Description
This decadent Butter Pecan Praline Poke Cake features a moist butter pecan cake infused with sweetened condensed milk and caramel topping. It’s finished with a luscious homemade praline sauce made with pecans, butter, brown sugar, and cream, creating a rich, gooey dessert that’s perfect for gatherings and special occasions.
Ingredients
Scale
Cake
- 1 box butter pecan cake mix (plus ingredients listed on the box)
Toppings and Praline Sauce
- 1 can (14 oz) sweetened condensed milk
- 1 jar (12 oz) caramel ice cream topping
- 1 cup chopped pecans
- 1/2 cup butter
- 1 cup brown sugar
- 1/2 cup heavy cream
- 1 teaspoon vanilla extract
Instructions
- Prepare the Cake: Preheat your oven and prepare the butter pecan cake mix according to the package instructions. Pour the batter into a 9×13-inch baking dish and bake until a toothpick inserted comes out clean, usually about 30-35 minutes.

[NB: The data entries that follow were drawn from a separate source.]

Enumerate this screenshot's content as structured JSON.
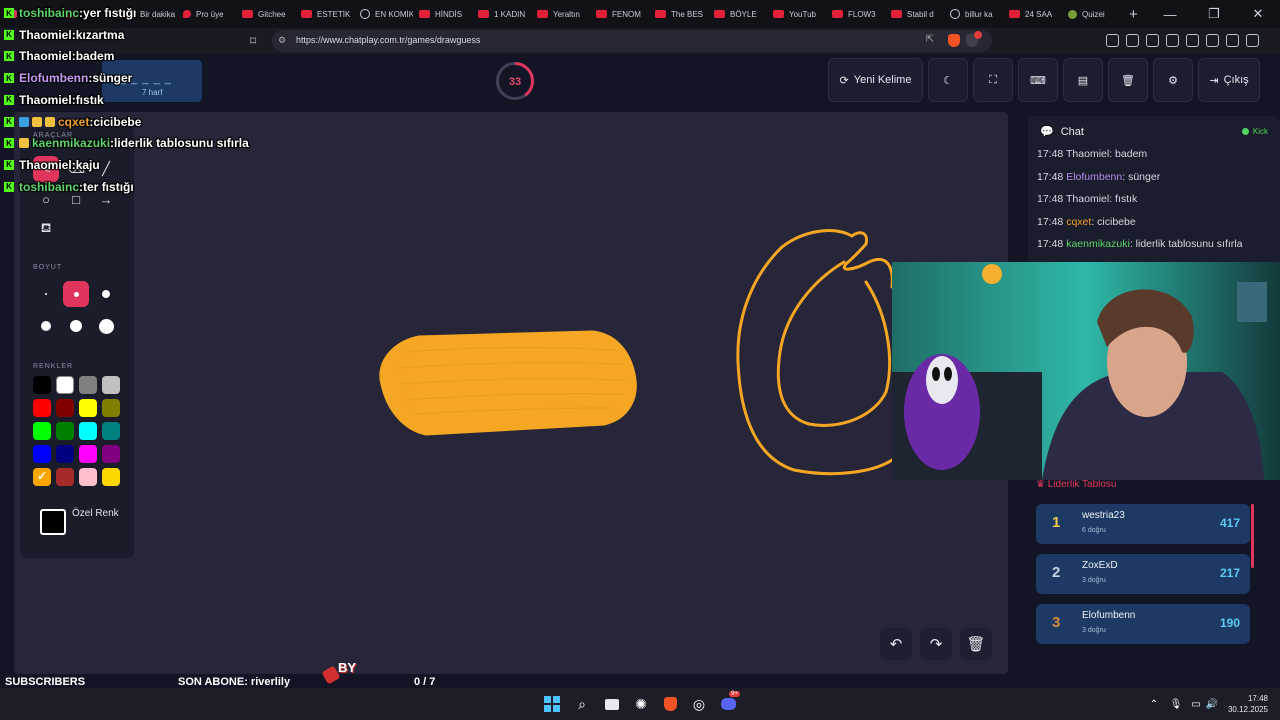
{
  "browser": {
    "tabs": [
      {
        "label": "",
        "icon": "tiktok-icon"
      },
      {
        "label": "",
        "icon": "tiktok-icon"
      },
      {
        "label": "Bir dakika",
        "icon": "tiktok-icon"
      },
      {
        "label": "Pro üye",
        "icon": "map-pin-icon"
      },
      {
        "label": "Gitchee",
        "icon": "youtube-icon"
      },
      {
        "label": "ESTETİK",
        "icon": "youtube-icon"
      },
      {
        "label": "EN KOMİK",
        "icon": "chatgpt-icon"
      },
      {
        "label": "HİNDİS",
        "icon": "youtube-icon"
      },
      {
        "label": "1 KADIN",
        "icon": "youtube-icon"
      },
      {
        "label": "Yeraltın",
        "icon": "youtube-icon"
      },
      {
        "label": "FENOM",
        "icon": "youtube-icon"
      },
      {
        "label": "The BES",
        "icon": "youtube-icon"
      },
      {
        "label": "BÖYLE",
        "icon": "youtube-icon"
      },
      {
        "label": "YouTub",
        "icon": "youtube-icon"
      },
      {
        "label": "FLOW3",
        "icon": "youtube-icon"
      },
      {
        "label": "Stabil d",
        "icon": "youtube-icon"
      },
      {
        "label": "billur ka",
        "icon": "chatgpt-icon"
      },
      {
        "label": "24 SAA",
        "icon": "youtube-icon"
      },
      {
        "label": "Quizei",
        "icon": "quiz-icon"
      }
    ],
    "new_tab": "+",
    "url": "https://www.chatplay.com.tr/games/drawguess",
    "shield_badge": "1"
  },
  "game": {
    "word_hint": "_ _ _ _ _",
    "word_length": "7 harf",
    "timer": "33",
    "timer_fraction": 0.4,
    "buttons": {
      "new_word": "Yeni Kelime",
      "exit": "Çıkış"
    }
  },
  "tools": {
    "section_tools": "ARAÇLAR",
    "section_size": "BOYUT",
    "section_colors": "RENKLER",
    "custom_color_label": "Özel Renk",
    "colors": [
      "#000000",
      "#ffffff",
      "#808080",
      "#c0c0c0",
      "#ff0000",
      "#800000",
      "#ffff00",
      "#808000",
      "#00ff00",
      "#008000",
      "#00ffff",
      "#008080",
      "#0000ff",
      "#000080",
      "#ff00ff",
      "#800080",
      "#ffa500",
      "#a52a2a",
      "#ffc0cb",
      "#ffd700"
    ],
    "selected_color": "#ffa500",
    "drawing_color": "#f5a623"
  },
  "chat": {
    "title": "Chat",
    "platform": "Kick",
    "messages": [
      {
        "time": "17:48",
        "user": "Thaomiel",
        "color": "#d6d8e2",
        "text": "badem"
      },
      {
        "time": "17:48",
        "user": "Elofumbenn",
        "color": "#b68cf0",
        "text": "sünger"
      },
      {
        "time": "17:48",
        "user": "Thaomiel",
        "color": "#d6d8e2",
        "text": "fıstık"
      },
      {
        "time": "17:48",
        "user": "cqxet",
        "color": "#f0a030",
        "text": "cicibebe"
      },
      {
        "time": "17:48",
        "user": "kaenmikazuki",
        "color": "#5ed36a",
        "text": "liderlik tablosunu sıfırla"
      }
    ]
  },
  "leaderboard": {
    "title": "Liderlik Tablosu",
    "rows": [
      {
        "rank": "1",
        "rank_color": "#f2c94c",
        "name": "westria23",
        "sub": "6 doğru",
        "score": "417"
      },
      {
        "rank": "2",
        "rank_color": "#c9d3e3",
        "name": "ZoxExD",
        "sub": "3 doğru",
        "score": "217"
      },
      {
        "rank": "3",
        "rank_color": "#d68a3c",
        "name": "Elofumbenn",
        "sub": "3 doğru",
        "score": "190"
      }
    ]
  },
  "overlay_chat": [
    {
      "user": "toshibainc",
      "color": "#5ed36a",
      "text": "yer fıstığı"
    },
    {
      "user": "Thaomiel",
      "color": "#ffffff",
      "text": "kızartma"
    },
    {
      "user": "Thaomiel",
      "color": "#ffffff",
      "text": "badem"
    },
    {
      "user": "Elofumbenn",
      "color": "#c79cf7",
      "text": "sünger"
    },
    {
      "user": "Thaomiel",
      "color": "#ffffff",
      "text": "fıstık"
    },
    {
      "user": "cqxet",
      "color": "#f0a030",
      "text": "cicibebe"
    },
    {
      "user": "kaenmikazuki",
      "color": "#5ed36a",
      "text": "liderlik tablosunu sıfırla"
    },
    {
      "user": "Thaomiel",
      "color": "#ffffff",
      "text": "kaju"
    },
    {
      "user": "toshibainc",
      "color": "#5ed36a",
      "text": "ter fıstığı"
    }
  ],
  "stream": {
    "subscribers_label": "SUBSCRIBERS",
    "last_sub": "SON ABONE: riverlily",
    "sub_goal": "0 / 7",
    "sub_progress": 0.0,
    "by_logo": "BY"
  },
  "taskbar": {
    "time": "17:48",
    "date": "30.12.2025",
    "discord_badge": "9+"
  }
}
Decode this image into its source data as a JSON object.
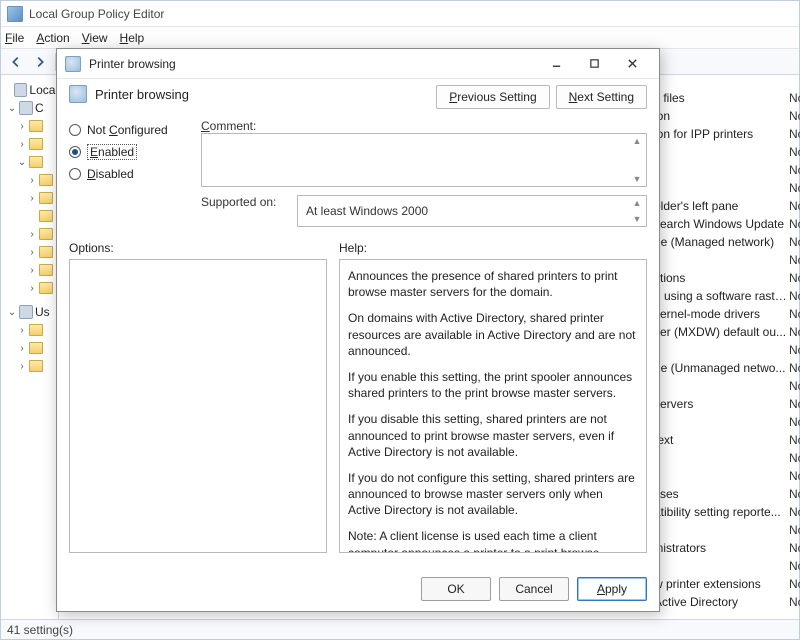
{
  "window": {
    "title": "Local Group Policy Editor",
    "status": "41 setting(s)"
  },
  "menubar": {
    "file": "File",
    "action": "Action",
    "view": "View",
    "help": "Help"
  },
  "tree": {
    "root": "Local",
    "n_comp_prefix": "C",
    "n_user_prefix": "Us"
  },
  "listpane": {
    "rows": [
      {
        "s": "c files",
        "st": "Not"
      },
      {
        "s": "ion",
        "st": "Not"
      },
      {
        "s": "ion for IPP printers",
        "st": "Not"
      },
      {
        "s": "",
        "st": "Not"
      },
      {
        "s": "",
        "st": "Not"
      },
      {
        "s": "",
        "st": "Not"
      },
      {
        "s": "older's left pane",
        "st": "Not"
      },
      {
        "s": "search Windows Update",
        "st": "Not"
      },
      {
        "s": "ge (Managed network)",
        "st": "Not"
      },
      {
        "s": "r",
        "st": "Not"
      },
      {
        "s": "ctions",
        "st": "Not"
      },
      {
        "s": "d using a software raste...",
        "st": "Not"
      },
      {
        "s": "kernel-mode drivers",
        "st": "Not"
      },
      {
        "s": "iter (MXDW) default ou...",
        "st": "Not"
      },
      {
        "s": "",
        "st": "Not"
      },
      {
        "s": "ge (Unmanaged netwo...",
        "st": "Not"
      },
      {
        "s": "",
        "st": "Not"
      },
      {
        "s": "servers",
        "st": "Not"
      },
      {
        "s": "",
        "st": "Not"
      },
      {
        "s": "text",
        "st": "Not"
      },
      {
        "s": "",
        "st": "Not"
      },
      {
        "s": "",
        "st": "Not"
      },
      {
        "s": "sses",
        "st": "Not"
      },
      {
        "s": "atibility setting reporte...",
        "st": "Not"
      },
      {
        "s": "",
        "st": "Not"
      },
      {
        "s": "inistrators",
        "st": "Not"
      },
      {
        "s": "",
        "st": "Not"
      },
      {
        "s": "w printer extensions",
        "st": "Not"
      },
      {
        "s": "Active Directory",
        "st": "Not"
      }
    ]
  },
  "dialog": {
    "title": "Printer browsing",
    "policy_name": "Printer browsing",
    "prev": "Previous Setting",
    "next": "Next Setting",
    "state_nc": "Not Configured",
    "state_en": "Enabled",
    "state_dis": "Disabled",
    "comment_label": "Comment:",
    "supported_label": "Supported on:",
    "supported_value": "At least Windows 2000",
    "options_label": "Options:",
    "help_label": "Help:",
    "help_p1": "Announces the presence of shared printers to print browse master servers for the domain.",
    "help_p2": "On domains with Active Directory, shared printer resources are available in Active Directory and are not announced.",
    "help_p3": "If you enable this setting, the print spooler announces shared printers to the print browse master servers.",
    "help_p4": "If you disable this setting, shared printers are not announced to print browse master servers, even if Active Directory is not available.",
    "help_p5": "If you do not configure this setting, shared printers are announced to browse master servers only when Active Directory is not available.",
    "help_p6": "Note: A client license is used each time a client computer announces a printer to a print browse master on the domain.",
    "ok": "OK",
    "cancel": "Cancel",
    "apply": "Apply"
  }
}
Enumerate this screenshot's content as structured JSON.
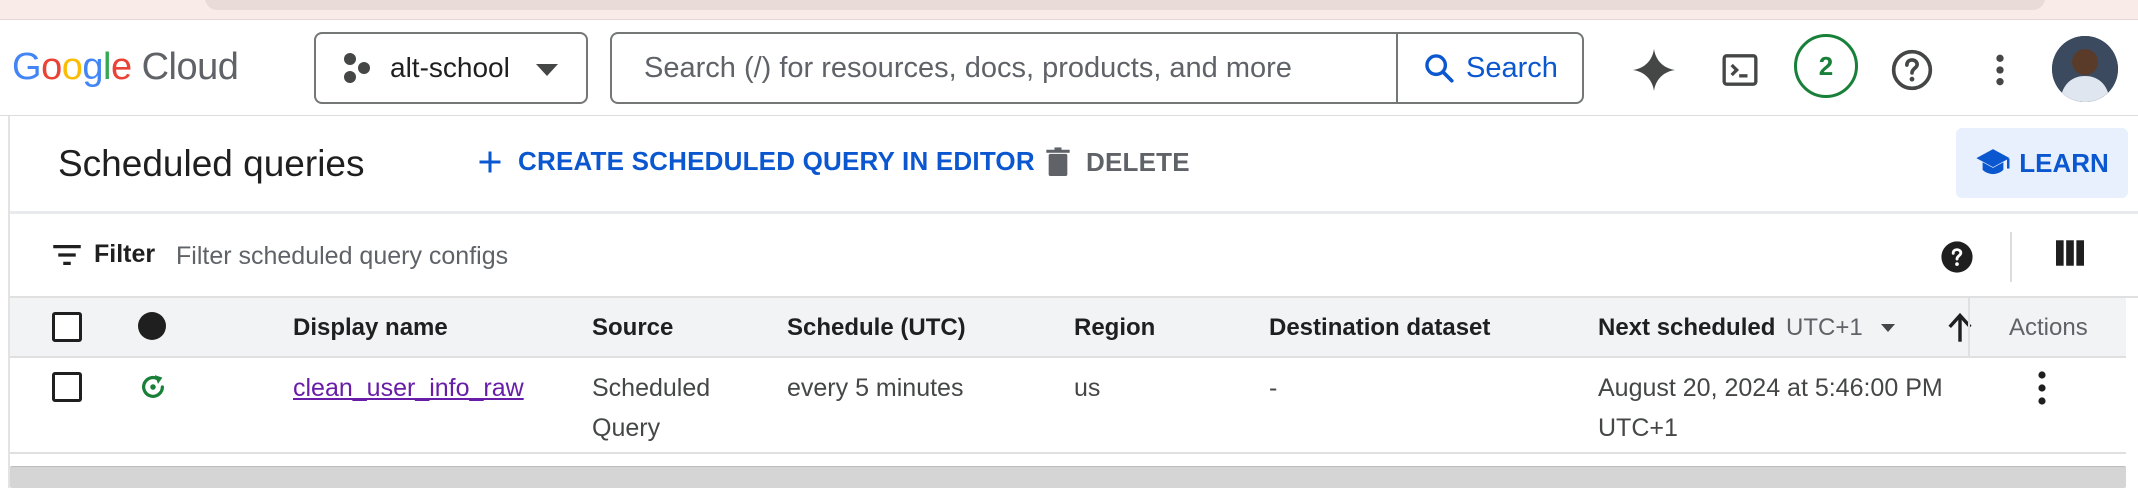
{
  "browser": {},
  "header": {
    "logo": {
      "g1": "G",
      "g2": "o",
      "g3": "o",
      "g4": "g",
      "g5": "l",
      "g6": "e",
      "product": "Cloud"
    },
    "project_picker": {
      "label": "alt-school"
    },
    "search": {
      "placeholder": "Search (/) for resources, docs, products, and more",
      "button_label": "Search"
    },
    "notifications_count": "2",
    "icons": [
      "gemini-icon",
      "cloud-shell-icon",
      "help-icon",
      "more-vert-icon"
    ]
  },
  "toolbar": {
    "title": "Scheduled queries",
    "create_label": "CREATE SCHEDULED QUERY IN EDITOR",
    "delete_label": "DELETE",
    "learn_label": "LEARN"
  },
  "filter": {
    "label": "Filter",
    "placeholder": "Filter scheduled query configs"
  },
  "table": {
    "columns": {
      "display_name": "Display name",
      "source": "Source",
      "schedule": "Schedule (UTC)",
      "region": "Region",
      "destination": "Destination dataset",
      "next_scheduled": "Next scheduled",
      "timezone": "UTC+1",
      "actions": "Actions"
    },
    "rows": [
      {
        "display_name": "clean_user_info_raw",
        "source_line1": "Scheduled",
        "source_line2": "Query",
        "schedule": "every 5 minutes",
        "region": "us",
        "destination": "-",
        "next_line1": "August 20, 2024 at 5:46:00 PM",
        "next_line2": "UTC+1",
        "status": "running"
      }
    ]
  },
  "colors": {
    "accent": "#0b57d0",
    "link_visited": "#681da8",
    "status_green": "#188038"
  }
}
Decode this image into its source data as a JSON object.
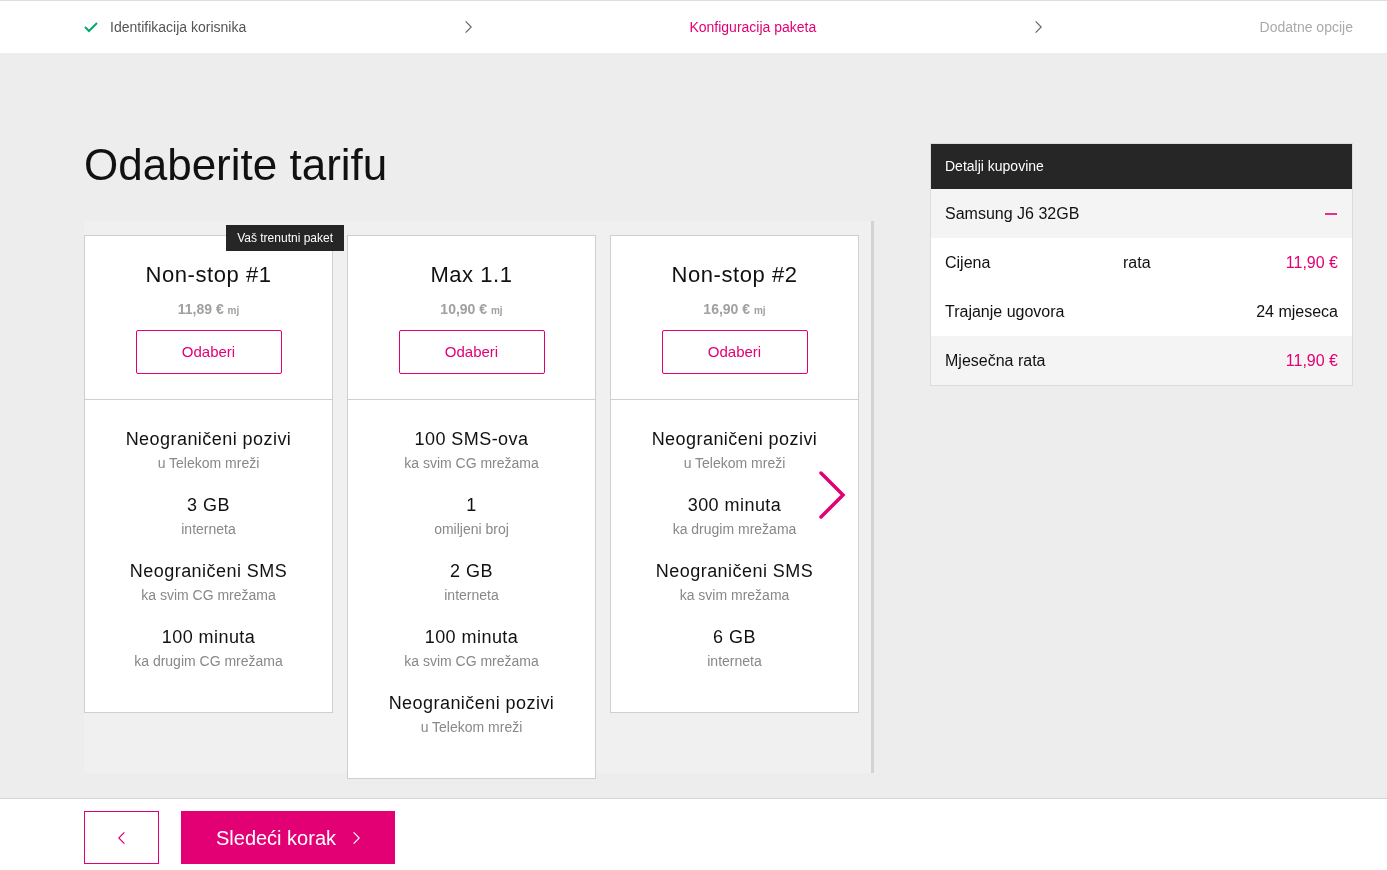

- Poke Holes: While the cake is still warm, use the handle of a wooden spoon to poke holes all over the top of the cake. This will allow the toppings to soak in and create a moist texture.
- Add Sweetened Condensed Milk: Pour the sweetened condensed milk over the cake, ensuring it seeps into all the poked holes evenly for maximum moisture.
- Drizzle Caramel Topping: Generously drizzle the caramel ice cream topping over the cake layer, letting it soak into the cake through the holes.
- Make the Praline Sauce: In a medium saucepan, melt the butter over medium heat. Stir in the brown sugar and heavy cream, then bring the mixture to a boil. Allow it to cook for 2 to 3 minutes until it thickens slightly, stirring constantly to prevent burning.
- Finish the Sauce: Remove the saucepan from heat and stir in the vanilla extract and chopped pecans, folding them evenly into the warm praline sauce.
- Top the Cake: Pour the praline mixture evenly over the caramel-layered cake, spreading it with a spatula if needed to cover the surface uniformly.
- Cool and Serve: Let the cake cool completely at room temperature to allow the flavors to meld and the praline sauce to set before slicing and serving.
Notes
- Use a toothpick instead of a wooden spoon handle if preferred for making the holes.
- For added texture, toast pecans before chopping for the praline sauce.
- Store leftovers covered in the refrigerator for up to 3 days.
- Bring the cake to room temperature before serving for best flavor.
- You can substitute caramel ice cream topping with homemade caramel sauce if desired.